Despite its turmoils, the record actually starts with a positive message. Fast and frantic 'Sunblind' enjoys the spoils of life, "“Push back your hair so that you can see / Clear the air with every breath you breathe / Say the words you really mean / I'm alive!" 'Shameless' swathes in with the same energy, intricate math-rock chord quips dance along while 'No Control' enters more the straight-edged punk as Youseff chants her vocals into another project to breathe life into - despite appearances of the debut operating at near-perfect capacity, "Holding onto something gold / But I always want more."
Continuing the depictions of rising from the ashes of an aforementioned blaze, 'Slow Burn' is a two-minute rager and 'Smoke Screen' tempts a pause for reflection as Youssef croons “I feel flammable, my mouth is a torch," affirming the thesis of destruction told throughout. Depicting a fragile tendency with life and its relationships, 'What the Devil is Selling' distills a sombre tone amongst an honesty token.
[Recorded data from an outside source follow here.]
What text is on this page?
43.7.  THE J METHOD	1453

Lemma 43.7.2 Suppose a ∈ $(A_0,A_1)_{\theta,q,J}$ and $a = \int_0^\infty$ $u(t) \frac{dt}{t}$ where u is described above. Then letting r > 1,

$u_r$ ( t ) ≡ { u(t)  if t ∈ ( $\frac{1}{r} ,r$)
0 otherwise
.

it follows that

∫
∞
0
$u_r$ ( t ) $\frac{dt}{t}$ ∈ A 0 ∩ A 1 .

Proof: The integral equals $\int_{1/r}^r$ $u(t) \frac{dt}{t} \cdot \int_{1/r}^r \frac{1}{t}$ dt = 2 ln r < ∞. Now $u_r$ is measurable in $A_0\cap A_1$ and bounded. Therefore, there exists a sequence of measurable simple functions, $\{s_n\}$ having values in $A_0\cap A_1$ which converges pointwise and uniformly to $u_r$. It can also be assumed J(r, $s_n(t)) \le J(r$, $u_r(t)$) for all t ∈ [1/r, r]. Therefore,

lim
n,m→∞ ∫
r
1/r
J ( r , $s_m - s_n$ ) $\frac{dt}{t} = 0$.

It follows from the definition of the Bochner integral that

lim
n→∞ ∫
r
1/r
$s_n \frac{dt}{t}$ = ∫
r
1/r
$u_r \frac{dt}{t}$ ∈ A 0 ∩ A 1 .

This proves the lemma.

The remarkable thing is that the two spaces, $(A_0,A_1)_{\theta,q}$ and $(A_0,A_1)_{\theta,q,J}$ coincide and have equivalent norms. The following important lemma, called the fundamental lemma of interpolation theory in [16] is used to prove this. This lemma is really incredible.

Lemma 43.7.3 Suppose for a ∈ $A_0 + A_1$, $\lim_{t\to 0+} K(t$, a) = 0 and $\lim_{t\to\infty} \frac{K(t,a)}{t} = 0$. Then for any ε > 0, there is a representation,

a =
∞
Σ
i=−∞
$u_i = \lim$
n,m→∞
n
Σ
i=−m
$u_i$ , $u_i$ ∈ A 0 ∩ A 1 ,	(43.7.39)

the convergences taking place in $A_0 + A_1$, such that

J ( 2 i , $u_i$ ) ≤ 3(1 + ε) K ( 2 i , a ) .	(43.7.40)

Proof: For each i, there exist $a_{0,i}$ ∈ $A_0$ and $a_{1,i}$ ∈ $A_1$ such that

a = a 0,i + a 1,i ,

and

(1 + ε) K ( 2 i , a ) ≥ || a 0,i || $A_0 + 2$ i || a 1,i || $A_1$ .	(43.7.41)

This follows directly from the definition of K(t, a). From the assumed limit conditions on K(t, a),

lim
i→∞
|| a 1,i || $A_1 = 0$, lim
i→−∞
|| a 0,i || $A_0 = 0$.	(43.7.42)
The records' most poignant moments come during the final third with 'Tough Love', 'Holding On' and 'Letting Go.' A trifecta of beautiful moments pausing for thought and looking inward, as one of the most tumultuous moments of the guys' career comes to an end.
'Still, There's a Glow' is a hard-fought honesty box of home truths presented in a dizzying display of emo punk. Standing as the proof for a bands' ultimate survival and growth in an ever-increasingly hazardous landscape, Sweet Pill manage to keep their heads above the water.
The desire to better yourself at every stage has always been unequivocally human. That's why the persecution of artists with a "Sophomore Slump" coinage may never go away. Luckily, we have the likes of Sweet Pill to remind us that there may very well be reason to hold out hope.